Em Possuídos essa transposição para outro espaço se dá em duas etapas. A primeira delas é o fechamento do casal na casa de Agnes. Ela e Peter passam a viver sozinhos, sem que necessitem de qualquer interferência do mundo que acontece para além daquela bolha. Quando um mero entregador de pizza se aproxima da casa, o casal chega a entrar em pânico, com medo do que passa a ser o outro. Aqui, ainda parece haver uma pequena crítica a certos comportamentos atuais. Chega a ser patético a procura por insetos ou contaminações nos pedaços de pizza. Peter chega a colocá-los no microscópio, sem retirar amostras ou colocar na lente, simplesmente enfiando o pedaço de pizza no microscópio, sendo ainda capaz de achar coisas lá. Essa situação é reflexo do que acompanhamos no dia-a-dia, com preocupações que beiram o ridículo (os diets, lights e zeros da vida são bons exemplos). Mas a crítica (se há) está somente contida na ironia do filme diante da situação. Esta que não mais se repetirá.

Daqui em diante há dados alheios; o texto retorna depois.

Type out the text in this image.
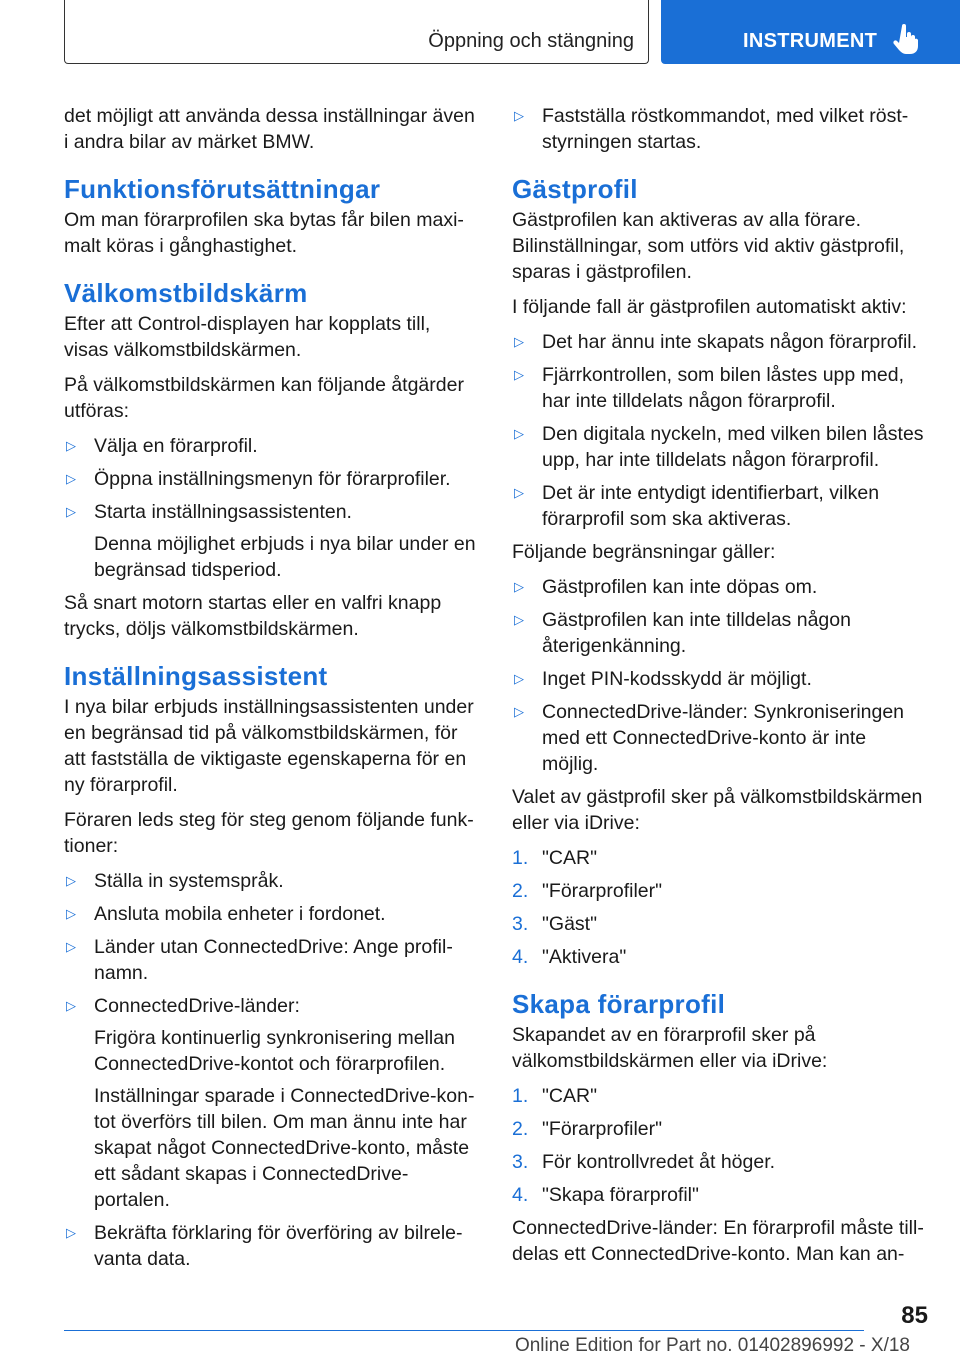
Öppning och stängning	INSTRUMENT

det möjligt att använda dessa inställningar även i andra bilar av märket BMW.

Funktionsförutsättningar

Om man förarprofilen ska bytas får bilen maximalt köras i gånghastighet.

Välkomstbildskärm

Efter att Control-displayen har kopplats till, visas välkomstbildskärmen.

På välkomstbildskärmen kan följande åtgärder utföras:

▷ Välja en förarprofil.
▷ Öppna inställningsmenyn för förarprofiler.
▷ Starta inställningsassistenten.

Denna möjlighet erbjuds i nya bilar under en begränsad tidsperiod.

Så snart motorn startas eller en valfri knapp trycks, döljs välkomstbildskärmen.

Inställningsassistent

I nya bilar erbjuds inställningsassistenten under en begränsad tid på välkomstbildskärmen, för att fastställa de viktigaste egenskaperna för en ny förarprofil.

Föraren leds steg för steg genom följande funktioner:

▷ Ställa in systemspråk.
▷ Ansluta mobila enheter i fordonet.
▷ Länder utan ConnectedDrive: Ange profilnamn.
▷ ConnectedDrive-länder:

Frigöra kontinuerlig synkronisering mellan ConnectedDrive-kontot och förarprofilen.

Inställningar sparade i ConnectedDrive-kontot överförs till bilen. Om man ännu inte har skapat något ConnectedDrive-konto, måste ett sådant skapas i ConnectedDrive-portalen.

▷ Bekräfta förklaring för överföring av bilrelevanta data.
▷ Fastställa röstkommandot, med vilket röststyrningen startas.
Gästprofil

Gästprofilen kan aktiveras av alla förare. Bilinställningar, som utförs vid aktiv gästprofil, sparas i gästprofilen.

I följande fall är gästprofilen automatiskt aktiv:

▷ Det har ännu inte skapats någon förarprofil.
▷ Fjärrkontrollen, som bilen låstes upp med, har inte tilldelats någon förarprofil.
▷ Den digitala nyckeln, med vilken bilen låstes upp, har inte tilldelats någon förarprofil.
▷ Det är inte entydigt identifierbart, vilken förarprofil som ska aktiveras.

Följande begränsningar gäller:

▷ Gästprofilen kan inte döpas om.
▷ Gästprofilen kan inte tilldelas någon återigenkänning.
▷ Inget PIN-kodsskydd är möjligt.
▷ ConnectedDrive-länder: Synkroniseringen med ett ConnectedDrive-konto är inte möjlig.

Valet av gästprofil sker på välkomstbildskärmen eller via iDrive:

1. "CAR"
2. "Förarprofiler"
3. "Gäst"
4. "Aktivera"
Skapa förarprofil

Skapandet av en förarprofil sker på välkomstbildskärmen eller via iDrive:

1. "CAR"
2. "Förarprofiler"
3. För kontrollvredet åt höger.
4. "Skapa förarprofil"

ConnectedDrive-länder: En förarprofil måste tilldelas ett ConnectedDrive-konto. Man kan an-

85
Online Edition for Part no. 01402896992 - X/18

A segunda etapa se dá justamente no final do filme, com a transposição literal do casal para um outro mundo, a partir do suicídio. Fica evidente não haver qualquer preocupação de libertação da doença. O casal nunca se preocupa em tratar a neurose. Eles simplesmente se preocupam em exterminar os insetos criados a partir da doença. A cena final é o apogeu da libertação dos insetos que criamos em nossas mentes, derivados de nossos traumas pessoais e sociais. Mas para que controlar uma doença se podemos simplesmente nos libertar do universo que a promove? A pergunta ressoa forte em Possuídos. E a resposta que o filme tende a endossar é que de fato essa vida já não vale mais a pena. Partamos para outra, repleta de loucos (como figura alegórica), insanos, e inconseqüentes. Porque no final de tudo prevalece a individualidade e nossa capacidade de sobrevivência, seja ela qual for.